The Orlando, Fla.-based company, whose brands include Marriott Vacation Club and The Ritz-Carlton Destination Club, will defer approximately $40 million in federal and state income taxes this year by taking advantage of laws allowing people and businesses to spread out tax payments that stem from sales financed over time. The company expects to defer another $10 million in payments annually for at least the next few years.

A number of other large time share developers -- including Wyndham Worldwide Corp., Hilton Worldwide Inc. and BFC Financial Corp., parent company of Bluegreen Vacations -- say they use the same method to push back some of their tax payments. It has become an important way to free up cash for the industry, which carefully structures its sales to legally qualify for the favorable tax treatment.

Marriott Vacations' immediate tax savings -- nearly triple the $16 million profit the company reported last year -- are a window into the lucrative world of corporate-tax planning. Across the country, businesses of all types are using sophisticated strategies to defer and reduce their corporate-income tax bills, collectively saving hundreds of billions of dollars a year.

The result: Although the United States' 35 percent corporate-income tax rate is now the highest in the developed world, many companies actually pay far less. A new study by the watchdog arm of Congress found that large, profitable U.S. corporations paid income taxes in 2010 at an effective rate of 12.6 percent -- about one-third the statutory rate.

Marriott's time share business, which was spun off from hotel giant Marriott International Inc. in late 2011, hopes to find further tax savings in the future.

"As part of standing up our new tax process in connection with the spinoff, we are focused on opportunities to improve cash taxes, as well as reduce our overall effective tax rate," said Marriott Vacations chief financial officer John Geller in July during a conference call to discuss the company's second-quarter earnings.

The average time share costs about $19,000, according to research by the American Resort Development Association, and units sold by premium brands such as Marriott typically cost even more.
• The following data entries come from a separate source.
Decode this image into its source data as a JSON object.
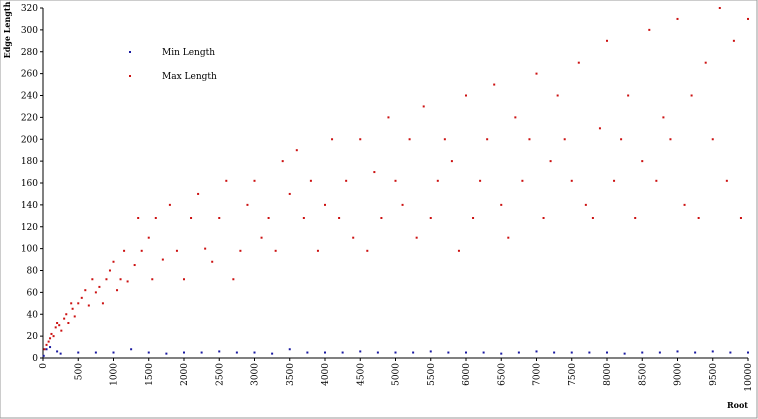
{
  "chart_data": {
    "type": "scatter",
    "x_label": "Root",
    "y_label": "Edge Length",
    "legend": "upper left",
    "grid": false,
    "xlim": [
      0,
      10000
    ],
    "ylim": [
      0,
      320
    ],
    "xticks": [
      0,
      500,
      1000,
      1500,
      2000,
      2500,
      3000,
      3500,
      4000,
      4500,
      5000,
      5500,
      6000,
      6500,
      7000,
      7500,
      8000,
      8500,
      9000,
      9500,
      10000
    ],
    "yticks": [
      0,
      20,
      40,
      60,
      80,
      100,
      120,
      140,
      160,
      180,
      200,
      220,
      240,
      260,
      280,
      300,
      320
    ],
    "series": [
      {
        "name": "Min Length",
        "color": "#1a1aa0",
        "x": [
          10,
          50,
          100,
          200,
          250,
          500,
          750,
          1000,
          1250,
          1500,
          1750,
          2000,
          2250,
          2500,
          2750,
          3000,
          3250,
          3500,
          3750,
          4000,
          4250,
          4500,
          4750,
          5000,
          5250,
          5500,
          5750,
          6000,
          6250,
          6500,
          6750,
          7000,
          7250,
          7500,
          7750,
          8000,
          8250,
          8500,
          8750,
          9000,
          9250,
          9500,
          9750,
          10000
        ],
        "values": [
          2,
          8,
          10,
          6,
          4,
          5,
          5,
          5,
          8,
          5,
          4,
          5,
          5,
          6,
          5,
          5,
          4,
          8,
          5,
          5,
          5,
          6,
          5,
          5,
          5,
          6,
          5,
          5,
          5,
          4,
          5,
          6,
          5,
          5,
          5,
          5,
          4,
          5,
          5,
          6,
          5,
          6,
          5,
          5
        ]
      },
      {
        "name": "Max Length",
        "color": "#cc1111",
        "x": [
          20,
          50,
          80,
          100,
          120,
          150,
          180,
          200,
          230,
          260,
          300,
          330,
          360,
          400,
          420,
          450,
          500,
          550,
          600,
          650,
          700,
          750,
          800,
          850,
          900,
          950,
          1000,
          1050,
          1100,
          1150,
          1200,
          1300,
          1350,
          1400,
          1500,
          1550,
          1600,
          1700,
          1800,
          1900,
          2000,
          2100,
          2200,
          2300,
          2400,
          2500,
          2600,
          2700,
          2800,
          2900,
          3000,
          3100,
          3200,
          3300,
          3400,
          3500,
          3600,
          3700,
          3800,
          3900,
          4000,
          4100,
          4200,
          4300,
          4400,
          4500,
          4600,
          4700,
          4800,
          4900,
          5000,
          5100,
          5200,
          5300,
          5400,
          5500,
          5600,
          5700,
          5800,
          5900,
          6000,
          6100,
          6200,
          6300,
          6400,
          6500,
          6600,
          6700,
          6800,
          6900,
          7000,
          7100,
          7200,
          7300,
          7400,
          7500,
          7600,
          7700,
          7800,
          7900,
          8000,
          8100,
          8200,
          8300,
          8400,
          8500,
          8600,
          8700,
          8800,
          8900,
          9000,
          9100,
          9200,
          9300,
          9400,
          9500,
          9600,
          9700,
          9800,
          9900,
          10000
        ],
        "values": [
          8,
          12,
          15,
          18,
          22,
          20,
          28,
          32,
          30,
          25,
          36,
          40,
          32,
          50,
          45,
          38,
          50,
          55,
          62,
          48,
          72,
          60,
          65,
          50,
          72,
          80,
          88,
          62,
          72,
          98,
          70,
          85,
          128,
          98,
          110,
          72,
          128,
          90,
          140,
          98,
          72,
          128,
          150,
          100,
          88,
          128,
          162,
          72,
          98,
          140,
          162,
          110,
          128,
          98,
          180,
          150,
          190,
          128,
          162,
          98,
          140,
          200,
          128,
          162,
          110,
          200,
          98,
          170,
          128,
          220,
          162,
          140,
          200,
          110,
          230,
          128,
          162,
          200,
          180,
          98,
          240,
          128,
          162,
          200,
          250,
          140,
          110,
          220,
          162,
          200,
          260,
          128,
          180,
          240,
          200,
          162,
          270,
          140,
          128,
          210,
          290,
          162,
          200,
          240,
          128,
          180,
          300,
          162,
          220,
          200,
          310,
          140,
          240,
          128,
          270,
          200,
          320,
          162,
          290,
          128,
          310
        ]
      }
    ]
  }
}
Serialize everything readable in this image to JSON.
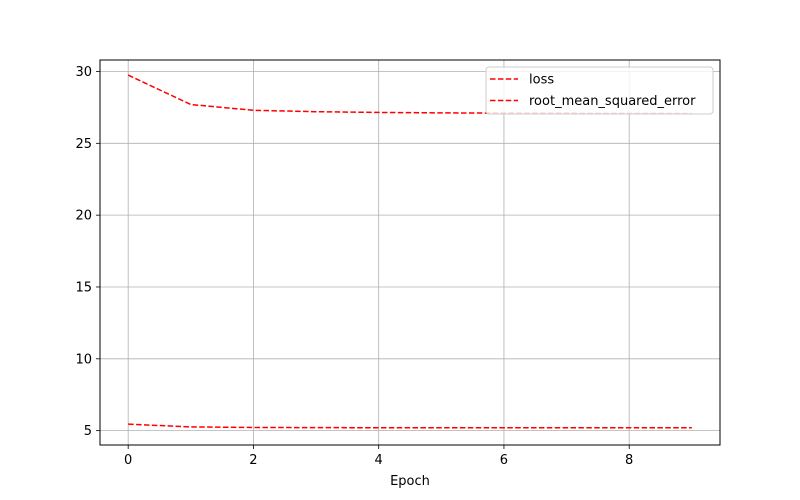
{
  "chart_data": {
    "type": "line",
    "title": "",
    "xlabel": "Epoch",
    "ylabel": "",
    "xlim": [
      -0.45,
      9.45
    ],
    "ylim": [
      4.0,
      30.8
    ],
    "xticks": [
      0,
      2,
      4,
      6,
      8
    ],
    "yticks": [
      5,
      10,
      15,
      20,
      25,
      30
    ],
    "grid": true,
    "legend_position": "top-right",
    "x": [
      0,
      1,
      2,
      3,
      4,
      5,
      6,
      7,
      8,
      9
    ],
    "series": [
      {
        "name": "loss",
        "color": "#ff0000",
        "line_style": "dashed",
        "values": [
          29.75,
          27.7,
          27.3,
          27.2,
          27.15,
          27.12,
          27.1,
          27.09,
          27.08,
          27.07
        ]
      },
      {
        "name": "root_mean_squared_error",
        "color": "#ff0000",
        "line_style": "dashed",
        "values": [
          5.45,
          5.26,
          5.22,
          5.21,
          5.2,
          5.2,
          5.2,
          5.2,
          5.2,
          5.2
        ]
      }
    ]
  }
}
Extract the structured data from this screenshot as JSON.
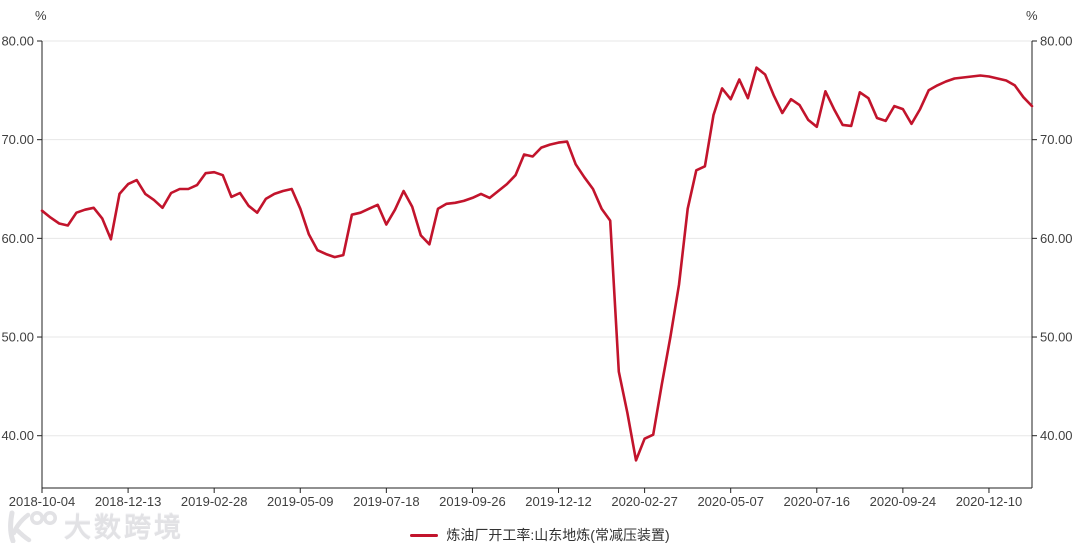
{
  "chart": {
    "y_unit": "%",
    "colors": {
      "line": "#c2142c",
      "axis": "#222222",
      "grid": "#e7e7e7",
      "tick_text": "#404040",
      "watermark": "#e2e2e5"
    },
    "legend": {
      "label": "炼油厂开工率:山东地炼(常减压装置)"
    }
  },
  "watermark": {
    "text": "大数跨境"
  },
  "chart_data": {
    "type": "line",
    "title": "",
    "xlabel": "",
    "ylabel": "%",
    "ylim": [
      34.7,
      80
    ],
    "y_ticks": [
      80,
      70,
      60,
      50,
      40
    ],
    "y_tick_format_decimals": 2,
    "grid": "horizontal-only",
    "legend_position": "bottom-center",
    "dual_y_axis": true,
    "x_tick_labels": [
      "2018-10-04",
      "2018-12-13",
      "2019-02-28",
      "2019-05-09",
      "2019-07-18",
      "2019-09-26",
      "2019-12-12",
      "2020-02-27",
      "2020-05-07",
      "2020-07-16",
      "2020-09-24",
      "2020-12-10"
    ],
    "x_tick_every_n_points": 10,
    "series": [
      {
        "name": "炼油厂开工率:山东地炼(常减压装置)",
        "color": "#c2142c",
        "frequency": "weekly",
        "values": [
          62.8,
          62.1,
          61.5,
          61.3,
          62.6,
          62.9,
          63.1,
          62.0,
          59.9,
          64.5,
          65.5,
          65.9,
          64.5,
          63.9,
          63.1,
          64.6,
          65.0,
          65.0,
          65.4,
          66.6,
          66.7,
          66.4,
          64.2,
          64.6,
          63.3,
          62.6,
          64.0,
          64.5,
          64.8,
          65.0,
          63.0,
          60.4,
          58.8,
          58.4,
          58.1,
          58.3,
          62.4,
          62.6,
          63.0,
          63.4,
          61.4,
          62.9,
          64.8,
          63.2,
          60.3,
          59.4,
          63.0,
          63.5,
          63.6,
          63.8,
          64.1,
          64.5,
          64.1,
          64.8,
          65.5,
          66.4,
          68.5,
          68.3,
          69.2,
          69.5,
          69.7,
          69.8,
          67.5,
          66.2,
          65.0,
          63.0,
          61.8,
          46.5,
          42.3,
          37.5,
          39.7,
          40.1,
          45.2,
          50.0,
          55.3,
          63.0,
          66.9,
          67.3,
          72.5,
          75.2,
          74.1,
          76.1,
          74.2,
          77.3,
          76.6,
          74.5,
          72.7,
          74.1,
          73.5,
          72.0,
          71.3,
          74.9,
          73.1,
          71.5,
          71.4,
          74.8,
          74.2,
          72.2,
          71.9,
          73.4,
          73.1,
          71.6,
          73.1,
          75.0,
          75.5,
          75.9,
          76.2,
          76.3,
          76.4,
          76.5,
          76.4,
          76.2,
          76.0,
          75.5,
          74.3,
          73.4
        ]
      }
    ]
  }
}
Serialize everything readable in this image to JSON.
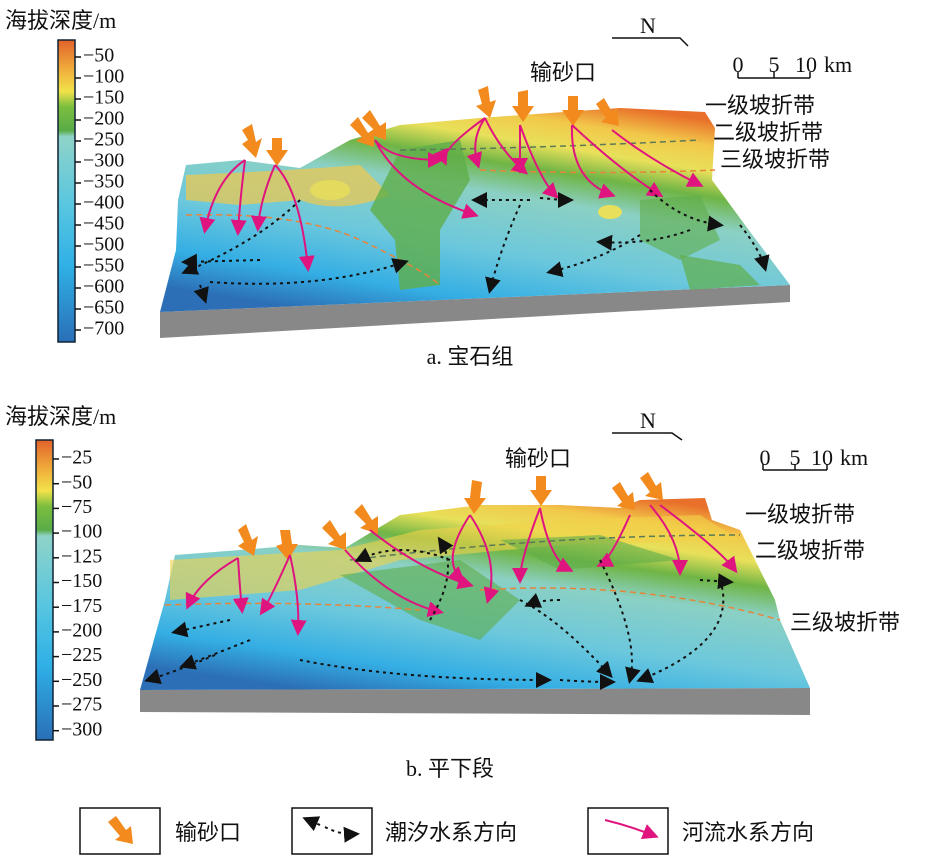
{
  "panel_a": {
    "colorbar_title": "海拔深度/m",
    "colorbar_ticks": [
      "−50",
      "−100",
      "−150",
      "−200",
      "−250",
      "−300",
      "−350",
      "−400",
      "−450",
      "−500",
      "−550",
      "−600",
      "−650",
      "−700"
    ],
    "north": "N",
    "scale": {
      "ticks": [
        "0",
        "5",
        "10"
      ],
      "unit": "km"
    },
    "source_label": "输砂口",
    "slope_breaks": [
      "一级坡折带",
      "二级坡折带",
      "三级坡折带"
    ],
    "caption": "a. 宝石组"
  },
  "panel_b": {
    "colorbar_title": "海拔深度/m",
    "colorbar_ticks": [
      "−25",
      "−50",
      "−75",
      "−100",
      "−125",
      "−150",
      "−175",
      "−200",
      "−225",
      "−250",
      "−275",
      "−300"
    ],
    "north": "N",
    "scale": {
      "ticks": [
        "0",
        "5",
        "10"
      ],
      "unit": "km"
    },
    "source_label": "输砂口",
    "slope_breaks": [
      "一级坡折带",
      "二级坡折带",
      "三级坡折带"
    ],
    "caption": "b. 平下段"
  },
  "legend": {
    "items": [
      "输砂口",
      "潮汐水系方向",
      "河流水系方向"
    ]
  }
}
Many buyers chose to finance their purchases through the developer.

When that happens, the time share company can choose to pay its income taxes on the profits stemming from those financed sales using what's known as the "installment method." Instead of the full amount of income tax in the year a sale occurs, the company pays it over time as the buyer pays back the principal on the loan.

The move has no bearing on a company's public profitability, as they can still immediately report the full profit to investors. The choice affects only the separate set of books the company maintains for tax purposes.

Michael Duncan, senior vice president and controller of Orlando-based Wyndham Vacation Ownership, said Wyndham has been using the installment method for many years. Wyndham is the market leader in the time share industry, with about 11 percent of all units, according to SunTrust research, and annual revenue of about $2.3 billion.

No. 2 Marriott Vacations owns about 7 percent of all time share units and generated about $1.6 billion in revenue last year.

Mr. Duncan declined to say how much income tax Wyndham defers annually, though he said his larger company's savings were proportional to Marriott's.

A spokeswoman for Disney Vacation Club, the time share arm of the Walt Disney Co., would not discuss the unit's taxes. Representatives for Starwood Hotels & Resorts Worldwide Inc. did not respond to requests for comment.

While installment taxes are commonplace across the industry, few outsiders understood just how lucrative the practice was -- until Marriott announced in July that it would start using the technique.

Primarily because of that shift, Marriott Vacations was able to more than double its projected free cash flow for 2013, from about $60 million to about $130 million. While Marriott will still have to pay the taxes eventually, deferring them frees up cash now for the company that could be used now in a variety of ways.

"Money's worth more today than it is tomorrow," said Jeff Hansen, Marriott Vacations' vice president for investor relations.